The first aspect that every Frederick County high school football coach invariably brings up when speaking of Joe Riddle is his speed — unmatched, uncontainable speed. That is, everyone except for Lancers coach Rick Conner, who calls Riddle “chunky.”
“He was a tight end type kid,” the Linganore coach said of his former standout. “He could have been an offensive tackle any given week.”
Conner, of course, knew Riddle longer than any of the other coaches, and was speaking of Riddle's youth football days when the youngster hadn't hit his growth spurt. So Conner got to see Riddle's transformation from an outside linebacker, where he was originally slotted on Linganore's junior varsity team, to one of the most dominant running backs in Frederick County who now plays for the University of Maryland, College Park.
“It's tough, he was a really, really good high school player,” Walkersville coach Joe Polce said. “Tremendous speed. You just have to hope you can get him before he can get his shoulders square because if he got the corner in high school he was going to score a touchdown.”
Polce watched Riddle get to the corner when the Terrapins came to Middletown for a scrimmage two weeks ago and that open field speed was still there. Riddle rushed for more than 100 yards and entertained the crowd with a 50-yard touchdown.
“I think a guy with that type of speed, you just have to get the ball in his hands,” said Conner, whose son, Clay, actually used to run behind Riddle's blocking in the youth football days. “Joe is probably one of the two absolute fastest kids in our program.”
Conner also had the fortune of another Division I running back, Dwayne Randall (Army) to work alongside Riddle in the backfield. Randall was the power back; Riddle, the “speed, finesse game,” as Conner called it. Together, in 2009, the duo led Linganore to a state title.
“His point A speed to point B speed — we knew if we did a good enough job up front and got him loose, nobody was going to catch him,” Conner said. And it was rare when someone did.
In Riddle's junior year he went for more than 1,000 yards and piled up 13 touchdowns. In his senior year, which was cut short after seven games by a broken bone in his left ankle, he amassed 917 yards on just 111 carries and added nine touchdowns as the Lancers went 5-2 (they lost Riddle's final game to Walkersville, in which Polce recalled stacking the box with nine linemen and linebackers to contain Riddle).
“He works incredibly hard,” Conner said. “He perseveres. Most people don't work like Joe works. Most people would probably give in; he just keeps going.”
Riddle's immediate future was affected by the injury but his long term had been set since his junior year when he committed to play for Randy Edsall and the Terps, opting for Maryland over schools such as Buffalo, Cincinnati, New Hampshire, Towson, and Virginia Military Institute.
Scouting services projected Riddle to be a return man or a special teams guy.

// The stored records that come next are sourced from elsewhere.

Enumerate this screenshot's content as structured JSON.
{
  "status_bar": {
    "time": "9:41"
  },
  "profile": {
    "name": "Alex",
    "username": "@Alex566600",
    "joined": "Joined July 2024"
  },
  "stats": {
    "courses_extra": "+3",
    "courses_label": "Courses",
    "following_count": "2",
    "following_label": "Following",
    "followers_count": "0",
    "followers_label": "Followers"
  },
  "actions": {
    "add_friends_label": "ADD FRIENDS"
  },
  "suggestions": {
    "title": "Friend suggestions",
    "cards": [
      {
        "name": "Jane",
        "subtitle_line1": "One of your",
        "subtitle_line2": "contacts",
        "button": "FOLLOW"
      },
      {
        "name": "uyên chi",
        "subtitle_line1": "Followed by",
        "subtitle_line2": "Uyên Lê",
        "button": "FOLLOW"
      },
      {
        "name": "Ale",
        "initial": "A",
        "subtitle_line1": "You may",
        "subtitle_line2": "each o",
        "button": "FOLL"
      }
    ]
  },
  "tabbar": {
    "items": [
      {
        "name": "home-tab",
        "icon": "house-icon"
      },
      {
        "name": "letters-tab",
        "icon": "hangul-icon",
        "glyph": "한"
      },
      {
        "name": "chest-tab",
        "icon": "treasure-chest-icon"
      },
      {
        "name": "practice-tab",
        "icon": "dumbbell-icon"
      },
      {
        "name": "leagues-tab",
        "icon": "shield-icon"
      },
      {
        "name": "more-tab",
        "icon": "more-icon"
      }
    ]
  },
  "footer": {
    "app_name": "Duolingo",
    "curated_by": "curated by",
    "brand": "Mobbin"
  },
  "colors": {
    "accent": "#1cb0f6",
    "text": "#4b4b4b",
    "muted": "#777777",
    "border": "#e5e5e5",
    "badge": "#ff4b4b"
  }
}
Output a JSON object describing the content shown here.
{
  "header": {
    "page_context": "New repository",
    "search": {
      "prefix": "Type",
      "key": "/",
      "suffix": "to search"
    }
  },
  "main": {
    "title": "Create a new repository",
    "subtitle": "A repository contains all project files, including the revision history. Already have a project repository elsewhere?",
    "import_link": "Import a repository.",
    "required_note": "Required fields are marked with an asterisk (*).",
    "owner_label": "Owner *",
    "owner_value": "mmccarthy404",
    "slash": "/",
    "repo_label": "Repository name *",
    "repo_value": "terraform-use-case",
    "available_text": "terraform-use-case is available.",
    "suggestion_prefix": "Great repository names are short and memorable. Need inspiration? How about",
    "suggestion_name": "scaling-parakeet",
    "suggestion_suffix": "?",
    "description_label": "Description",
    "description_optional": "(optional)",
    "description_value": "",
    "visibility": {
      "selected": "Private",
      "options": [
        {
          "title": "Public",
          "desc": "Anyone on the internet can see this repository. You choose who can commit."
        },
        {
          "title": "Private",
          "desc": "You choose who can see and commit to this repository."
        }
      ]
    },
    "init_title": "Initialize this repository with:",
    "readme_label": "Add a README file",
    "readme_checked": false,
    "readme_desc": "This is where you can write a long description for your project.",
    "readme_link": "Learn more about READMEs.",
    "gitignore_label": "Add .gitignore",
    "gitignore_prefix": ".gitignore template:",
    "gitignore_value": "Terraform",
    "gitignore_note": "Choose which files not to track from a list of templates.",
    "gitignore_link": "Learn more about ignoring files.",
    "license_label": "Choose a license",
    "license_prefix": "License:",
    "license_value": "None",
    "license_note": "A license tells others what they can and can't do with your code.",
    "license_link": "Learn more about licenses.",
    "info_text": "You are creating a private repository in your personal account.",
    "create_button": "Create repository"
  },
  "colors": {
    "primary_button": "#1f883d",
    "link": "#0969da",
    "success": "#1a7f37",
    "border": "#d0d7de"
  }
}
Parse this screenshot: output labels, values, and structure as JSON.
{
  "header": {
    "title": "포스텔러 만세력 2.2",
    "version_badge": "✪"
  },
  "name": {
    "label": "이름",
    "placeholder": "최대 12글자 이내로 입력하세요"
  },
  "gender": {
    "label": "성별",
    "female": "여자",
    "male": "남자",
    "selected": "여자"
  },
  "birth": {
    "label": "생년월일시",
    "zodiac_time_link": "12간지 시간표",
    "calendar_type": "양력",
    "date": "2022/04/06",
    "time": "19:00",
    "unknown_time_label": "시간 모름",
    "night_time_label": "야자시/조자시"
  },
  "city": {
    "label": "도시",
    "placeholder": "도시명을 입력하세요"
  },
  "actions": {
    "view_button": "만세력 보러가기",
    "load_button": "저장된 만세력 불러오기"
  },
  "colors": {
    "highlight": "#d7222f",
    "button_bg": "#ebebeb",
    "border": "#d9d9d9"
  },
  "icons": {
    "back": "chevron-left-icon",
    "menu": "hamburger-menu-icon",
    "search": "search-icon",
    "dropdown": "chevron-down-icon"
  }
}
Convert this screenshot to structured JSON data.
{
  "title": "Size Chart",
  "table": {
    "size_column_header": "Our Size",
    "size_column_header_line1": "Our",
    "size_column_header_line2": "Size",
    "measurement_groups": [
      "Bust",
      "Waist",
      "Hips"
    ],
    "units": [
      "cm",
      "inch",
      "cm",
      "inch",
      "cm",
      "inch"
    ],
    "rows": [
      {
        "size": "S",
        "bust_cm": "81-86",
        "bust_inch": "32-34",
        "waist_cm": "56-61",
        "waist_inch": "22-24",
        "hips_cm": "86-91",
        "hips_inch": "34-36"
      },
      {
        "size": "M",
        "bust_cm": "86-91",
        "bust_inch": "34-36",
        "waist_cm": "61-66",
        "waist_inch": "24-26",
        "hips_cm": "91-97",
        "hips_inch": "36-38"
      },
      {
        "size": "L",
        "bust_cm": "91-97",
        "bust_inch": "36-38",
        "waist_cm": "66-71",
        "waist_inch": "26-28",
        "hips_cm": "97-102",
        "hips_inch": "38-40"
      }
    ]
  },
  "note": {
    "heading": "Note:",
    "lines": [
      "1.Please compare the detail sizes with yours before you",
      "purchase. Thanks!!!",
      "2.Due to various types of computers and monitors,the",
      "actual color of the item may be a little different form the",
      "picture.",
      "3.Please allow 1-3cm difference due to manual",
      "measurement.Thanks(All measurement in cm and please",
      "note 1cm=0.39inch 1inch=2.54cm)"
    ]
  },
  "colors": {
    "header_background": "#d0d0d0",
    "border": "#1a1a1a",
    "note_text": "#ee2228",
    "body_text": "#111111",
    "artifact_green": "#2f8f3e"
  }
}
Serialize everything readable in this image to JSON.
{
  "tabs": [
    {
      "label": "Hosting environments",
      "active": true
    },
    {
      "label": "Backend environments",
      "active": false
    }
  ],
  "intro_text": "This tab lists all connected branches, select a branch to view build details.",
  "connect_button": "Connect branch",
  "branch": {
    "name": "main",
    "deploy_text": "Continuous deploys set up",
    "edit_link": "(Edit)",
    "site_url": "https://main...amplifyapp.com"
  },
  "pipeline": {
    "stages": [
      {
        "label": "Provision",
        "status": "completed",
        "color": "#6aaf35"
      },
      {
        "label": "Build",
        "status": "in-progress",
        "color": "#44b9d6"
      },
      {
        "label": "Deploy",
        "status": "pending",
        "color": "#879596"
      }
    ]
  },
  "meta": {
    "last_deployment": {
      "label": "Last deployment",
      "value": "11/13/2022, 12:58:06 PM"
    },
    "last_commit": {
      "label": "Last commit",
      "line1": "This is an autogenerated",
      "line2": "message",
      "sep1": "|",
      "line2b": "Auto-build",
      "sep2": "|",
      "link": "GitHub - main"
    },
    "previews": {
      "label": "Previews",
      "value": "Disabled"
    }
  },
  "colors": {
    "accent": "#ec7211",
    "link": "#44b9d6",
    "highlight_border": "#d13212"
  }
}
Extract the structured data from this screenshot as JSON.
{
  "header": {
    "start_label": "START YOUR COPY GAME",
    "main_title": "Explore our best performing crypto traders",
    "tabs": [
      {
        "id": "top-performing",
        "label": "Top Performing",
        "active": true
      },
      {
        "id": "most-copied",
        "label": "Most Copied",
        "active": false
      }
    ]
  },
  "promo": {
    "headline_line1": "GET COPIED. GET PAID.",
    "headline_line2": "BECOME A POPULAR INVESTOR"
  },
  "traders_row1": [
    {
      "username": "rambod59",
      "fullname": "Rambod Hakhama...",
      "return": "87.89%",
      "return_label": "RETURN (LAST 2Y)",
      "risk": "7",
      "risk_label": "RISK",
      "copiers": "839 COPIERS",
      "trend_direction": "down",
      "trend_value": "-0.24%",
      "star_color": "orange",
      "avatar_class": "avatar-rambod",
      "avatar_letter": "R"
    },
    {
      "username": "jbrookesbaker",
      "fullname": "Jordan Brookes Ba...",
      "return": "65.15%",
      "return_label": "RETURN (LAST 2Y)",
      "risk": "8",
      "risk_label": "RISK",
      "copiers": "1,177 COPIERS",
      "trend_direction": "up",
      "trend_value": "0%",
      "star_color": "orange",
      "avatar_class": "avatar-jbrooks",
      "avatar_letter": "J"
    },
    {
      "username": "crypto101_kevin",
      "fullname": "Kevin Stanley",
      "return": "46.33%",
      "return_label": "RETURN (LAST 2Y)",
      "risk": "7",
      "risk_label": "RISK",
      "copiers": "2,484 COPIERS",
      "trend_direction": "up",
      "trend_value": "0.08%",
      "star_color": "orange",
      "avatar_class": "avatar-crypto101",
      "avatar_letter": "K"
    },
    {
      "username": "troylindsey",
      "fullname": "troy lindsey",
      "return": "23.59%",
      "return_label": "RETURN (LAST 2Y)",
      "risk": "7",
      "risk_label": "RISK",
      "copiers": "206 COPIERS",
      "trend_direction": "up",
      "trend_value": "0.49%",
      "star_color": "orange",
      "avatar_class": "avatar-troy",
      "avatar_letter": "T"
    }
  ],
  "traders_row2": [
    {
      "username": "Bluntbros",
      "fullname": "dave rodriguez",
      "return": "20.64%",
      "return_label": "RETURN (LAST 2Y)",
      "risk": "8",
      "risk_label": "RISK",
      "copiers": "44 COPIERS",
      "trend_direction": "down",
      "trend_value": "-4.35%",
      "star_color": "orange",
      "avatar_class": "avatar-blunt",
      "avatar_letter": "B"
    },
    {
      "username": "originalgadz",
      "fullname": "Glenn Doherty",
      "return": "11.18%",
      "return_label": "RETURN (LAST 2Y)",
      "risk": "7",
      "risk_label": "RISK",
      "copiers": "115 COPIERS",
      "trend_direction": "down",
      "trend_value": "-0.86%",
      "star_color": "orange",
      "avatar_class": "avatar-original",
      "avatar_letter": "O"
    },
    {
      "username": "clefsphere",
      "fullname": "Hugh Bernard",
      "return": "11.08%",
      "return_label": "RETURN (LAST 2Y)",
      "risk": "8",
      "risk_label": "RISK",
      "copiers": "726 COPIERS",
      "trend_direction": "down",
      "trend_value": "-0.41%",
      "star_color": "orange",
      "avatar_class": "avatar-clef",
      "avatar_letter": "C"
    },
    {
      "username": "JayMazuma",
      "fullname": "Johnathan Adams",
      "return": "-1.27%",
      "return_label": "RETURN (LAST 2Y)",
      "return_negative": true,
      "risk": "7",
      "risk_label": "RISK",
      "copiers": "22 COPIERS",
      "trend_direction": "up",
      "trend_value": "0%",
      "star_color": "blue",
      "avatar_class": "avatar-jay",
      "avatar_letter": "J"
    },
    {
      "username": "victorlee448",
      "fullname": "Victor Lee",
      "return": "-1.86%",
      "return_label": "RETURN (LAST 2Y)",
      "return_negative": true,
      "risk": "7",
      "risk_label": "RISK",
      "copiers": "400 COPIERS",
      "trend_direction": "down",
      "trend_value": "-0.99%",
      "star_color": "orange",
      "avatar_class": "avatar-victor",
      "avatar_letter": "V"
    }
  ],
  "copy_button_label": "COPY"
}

Edsall “originally wanted me to come in and play safety,” Riddle said. “I came into camp and whatnot and they wanted me as running back.”
Any future in returning kicks was nullified by an electrifying year from Stefon Diggs, who emerged as one of the top return men in the ACC. Riddle is still on special teams — first-team kickoff coverage, kick returns, and punt returns — he's just not the one returning kicks, and is competing for snaps with a deep running back depth chart that includes Wes Brown, Albert Reid, and Brandon Ross, who are all expected to get the brunt of the carries next year.
“We're all really competitive guys,” Riddle said. “Honestly I have no idea where I'm at right now.”
Riddle red-shirted his true freshman year to grant him an extra year of eligibility and allow him to adjust to the college tempo, which he describes as “crazy.”
“It really just surprises you,” he said. “And the size is crazy too. Everybody is huge.”
Those at the Middletown scrimmage witnessed Riddle's breakneck speed, which Polce, Conner, and Knights' coach Kevin Lynott all said is as good as there is at the Division I level, and Edsall took note of his performance, saying “I know Joe was excited to get out here and he ran hard. There were a lot of good things, and it was good to see. Joe is getting better and he's just got to keep improving.”
Conner can believe it now that Riddle is playing Division I ball. When Riddle first spoke of his goal to do that back in middle school, “I would say 'That's a good goal, I don't know how realistic it is, but that's a good goal,'” Conner said.
Now, the Linganore coach says “I could see, down the road, me taking the kids to go to a Maryland game to watch Joe.”